仮想通貨は買わず関連株を狙う、大手投資企業の逆張り戦略とは

2026/06/29・

よきょい

仮想通貨は買わず関連株を狙う、大手投資企業の逆張り戦略とは
ct analysis

仮想通貨市場の時価総額は前年同期比で36%超下落し、アルトコイン全体は2025年10月のピークから約45%低い水準にあります。ビットコインも10年以上で最悪の年初来パフォーマンスとなる可能性があり、資金はAI関連株や大型IPOへと回転しています。こうしたなか、トークンを選ぶよりも仮想通貨活動から収益を上げる企業の株を保有する方が、よりクリーンな取引ではないかとの見方が出ています。

6月25日、ARKのETF群は4銘柄の仮想通貨関連株を約540万ドル分買い増し。内訳はコインベースに約128万ドル、サークルに約63.7万ドル、ブリッシュに約20万ドル、ロビンフッドに約327万ドルで、いずれの株価も下落するなかでの逆張りでした。

キャシー・ウッド氏が選んだのは、取引・ステーブルコイン・カストディ・個人投資家の資金フローから収益を得る企業群です。



各社の事業構造は明確です。コインベースは取引手数料やカストディに依存し、第1四半期の取引収益は約40%減の7億5600万ドルでした。サークルのUSDC流通量は770億ドルに達し、収益はリザーブの利回りと流通規模に左右されます。

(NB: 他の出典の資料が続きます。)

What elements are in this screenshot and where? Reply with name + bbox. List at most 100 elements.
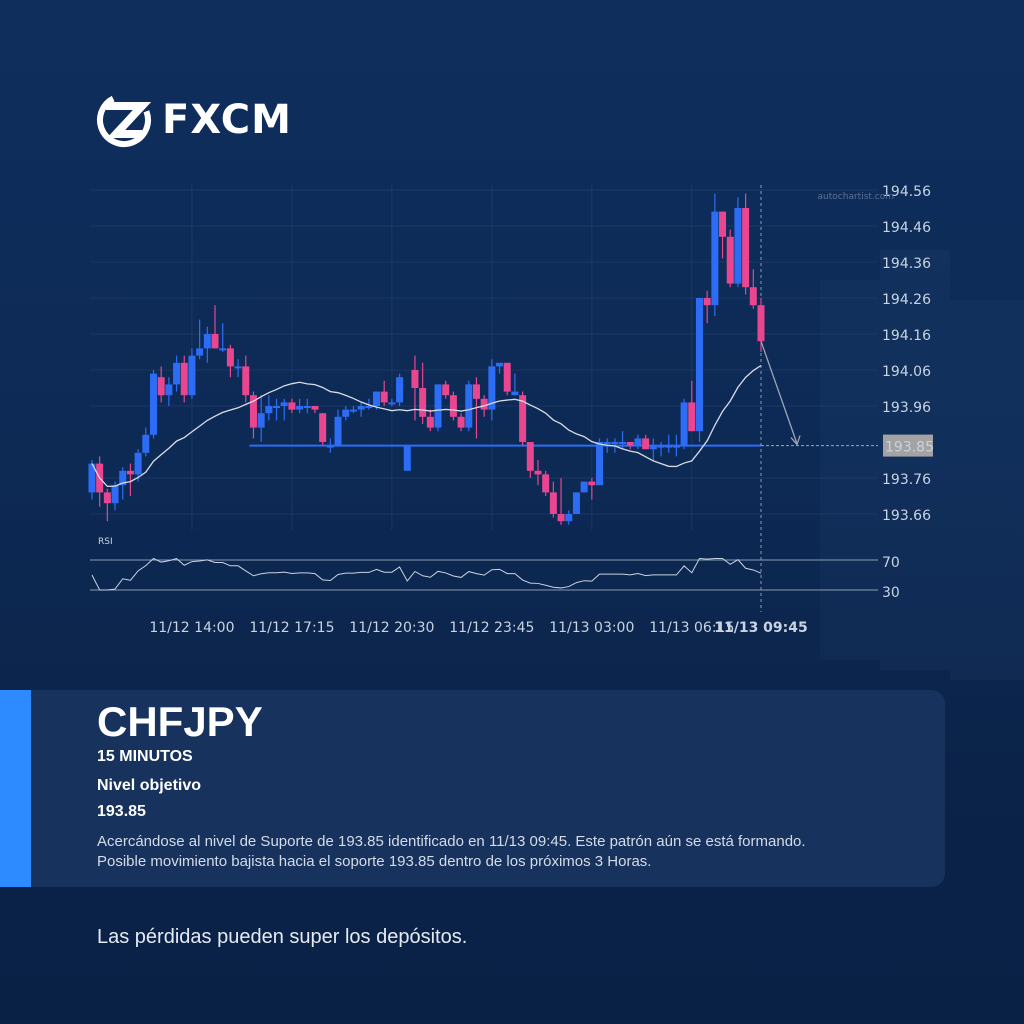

強気シナリオでは、個人投資家の投機が戻りデリバティブ活動が回復すれば、これらの企業はアルトコインの物色が明確になる前に株価を織り込み直す可能性があります。一方で弱気シナリオでは資金がAIやIPOに吸われ続け、仮想通貨の取引高が薄いままなら各社の収益は圧迫され続けます。

トークンの値動きを狙うか活動量に賭けるかという選択が、今後の論点になりそうです。